O Money Report desta semana, comandado por Aluízio Falcão, reuniu Rafaela Rezende, da VTEX, João Campos, da Seara, Paulo Corrêa, da C&A e a especialista Ana Paula Tozzi, da AGR Consultores, para discutir como a IA já está redesenhando a competitividade do varejo e de bens de consumo. O debate partiu de uma pergunta simples e poderosa sobre o impacto da tecnologia em lojas físicas e no comércio digital. As respostas convergiram para a ideia de que a inteligência artificial cruza toda a cadeia de valor e aumenta produtividade, assertividade e velocidade de execução.
Além disso, os convidados destacaram que a transformação depende menos de acesso a ferramentas e mais de preparo organizacional. Dados bem estruturados, governança e times treinados se tornaram os alicerces da diferenciação. Por outro lado, o grupo reforçou que o papel humano não perde importância. A curadoria, a empatia no atendimento e a leitura de contexto, seguem essenciais para converter tecnologia em experiências relevantes e resultados de negócio sustentáveis.
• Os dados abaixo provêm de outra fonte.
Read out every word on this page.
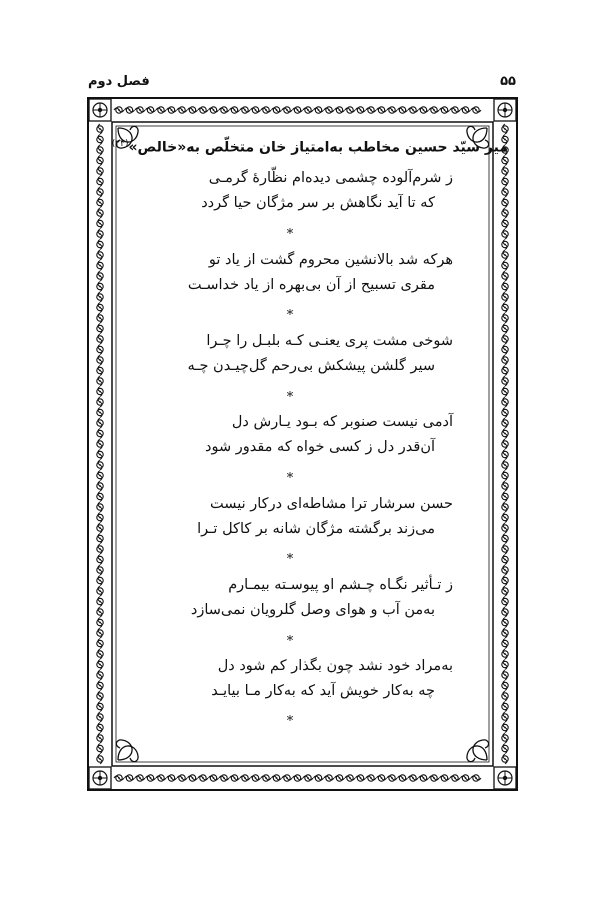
۵۵
فصل دوم
میر سیّد حسین مخاطب به‌امتیاز خان متخلّص به«خالص»$^{(۲۴)}$
ز شرم‌آلوده چشمی دیده‌ام نظّارهٔ گرمـی
که تا آید نگاهش بر سر مژگان حیا گردد
*
هرکه شد بالانشین محروم گشت از یاد تو
مقری تسبیح از آن بی‌بهره از یاد خداسـت
*
شوخی مشت پری یعنـی کـه بلبـل را چـرا
سیر گلشن پیشکش بی‌رحم گل‌چیـدن چـه
*
آدمی نیست صنوبر که بـود یـارش دل
آن‌قدر دل ز کسی خواه که مقدور شود
*
حسن سرشار ترا مشاطه‌ای درکار نیست
می‌زند برگشته مژگان شانه بر کاکل تـرا
*
ز تـأثیر نگـاه چـشم او پیوسـته بیمـارم
به‌من آب و هوای وصل گلرویان نمی‌سازد
*
به‌مراد خود نشد چون بگذار کم شود دل
چه به‌کار خویش آید که به‌کار مـا بیایـد
*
IA no varejo: dados unificados e personalização em escala
Rafaela Rezende explicou que a era da IA encerra o antigo trade off entre escala e personalização. Quando a marca centraliza informações do cliente em uma camada única e segura, torna-se possível personalizar de forma escalável em todos os canais. Nesse sentido, a onmicanalidade deixa de ser um slogan e avança para um desenho de arquitetura que entrega sinais em tempo quase real para site, app, televendas, vendedor da loja e representante B2B. O cliente deixa de ser visto como cliente do canal e passa a ser cliente da marca.
Enquanto isso, um gargalo recorrente é a latência informacional. Muitas empresas até capturam eventos de jornada, porém demoram dias para levá-los ao ponto de contato correto. A convidada defendeu colocar o dado certo no lugar certo no momento da decisão. A busca semântica e a recomendação por intenção exemplificam esse movimento. O consumidor expressa um objetivo e a vitrine se reorganiza a partir de contexto e disponibilidade, reduzindo atrito e elevando a taxa de conversão.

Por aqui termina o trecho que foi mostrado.